A projeção não é só nomenclatura para descrever um processo técnico da cadeia cinematográfica. No cinema valioso, no cinema vibrante, é mais do que uma luz a vir de trás, do passado ou do fundo da sala, a viajar pelo espaço-tempo até se dar a ver. É um vislumbre do futuro. Por outro lado, não é raro que o mau cinema, aquele que, criança obediente, tenta prontamente responder as “questões do seu tempo”, entregue-se à viagem de bilhões de anos luz, e quando chega à tela, não passe do espectro do planeta que um dia existiu. O cinema do presente, estrela morta, está sempre defasado – mesmo, ou, sobretudo, no documentário. Ainda que o cinema, evidentemente, sempre transcorra no presente durante a projeção, não importando o tempo diegético, é notório que os grandes filmes deixam frestas por onde entram a luz do amanhecer. Cinematografias inteiras, aliás, são janelas abertas: Brian De Palma antecipou em décadas uma sociedade dividida em muitas telas, Godard transformou a palavra em imagem muitos anos antes dos memes. Não é que suas projeções se concretizaram, elas sempre estiveram lá, germinando em algum lugar. Toda estrela morre, até as mais brilhantes, então que o brilho das projeções dos grandes vire passado, um dia, é esperado. Se perdemos a luz, ganhamos outras coisas: uma casa não é só feita de janelas. Há porões.

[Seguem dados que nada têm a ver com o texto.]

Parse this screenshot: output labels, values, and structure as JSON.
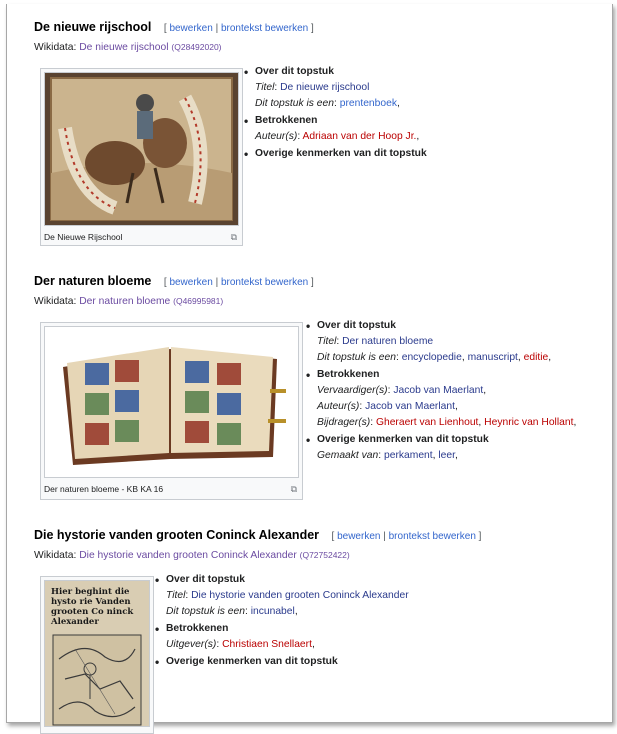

Se a crítica tem algum papel de importância, ou mesmo que tenha nenhuma, que seja o de viver a maior parte do tempo a céu aberto, no escuro. É assim que se identifica com mais precisão a origem da luz: se da estrela decadente ou do farol no alto da pedra. Rollerball, de John McTiernan é um desses filmes cujo poder de precognição é capaz de surpreender, não só pelo viés temático, pois isso seria banal, e sim pela incrível capacidade sensível na tradução em luz, movimento, ação, geometria e ruído, dos medos e perigos não de 2002, ano de lançamento da obra, mas de 2016 e além. Uma nova maneira de experimentar o mundo através do olhar é demonstrada – sim, é exatamente isso: McTiernan apresenta, no início do século XXI, o que veremos na realidade e de que modo o faremos, duas décadas depois.

Que porra é essa?

Quando, em maio de 2003, Olivier Joyard perguntava na Cahiers du Cinéma “que plano é esse?”, não estava se referindo em absoluto a qualquer aspecto visual de Rollerball. Esta afirmação, bastante óbvia, não serve para enaltecer o caráter artisticamente marginal do longa-metragem estrelado por Chris Klein, o garotão jogador de lacrosse em American Pie. Serve apenas para situar que tipo de imagem era extraída do mundo, naquele começo de século XXI, em que a grande maioria das redes sociais inexistiam e quando a ideia de se assistir um programa de televisão e, simultaneamente, acompanhar pessoas compartilhando imagens manipuladas, fotografadas (com o celular) diretamente da tela, que instantaneamente re-significam o conteúdo original, estava fora de vista. Uma maneira de olhar o mundo se impunha nos festivais (o artigo de Joyard faz um apanhado sobre a edição do Festival de Cannes daquele ano): plácido, paciente, um barco de papel a boiar ao sabor do vento em um aquário sem bordas, era esse o plano que respondia à pergunta do crítico francês. Uma forma encontrada por um grupo de cineastas – retirando suas ideias do consciente coletivo e não de um manifesto – para responder às questões do momento, à configuração do mundo no início daquela década, foi pela volta. Pelo retorno ao pré-modernismo, retorno ao plano-tableu, retorno ao pré-cinema. Volta-se tanto que a imagem final só pode ser a do retorno ao útero, no conforto do dispositivo pré-estabelecido, em um círculo cheio de vida, mas ainda sim um círculo.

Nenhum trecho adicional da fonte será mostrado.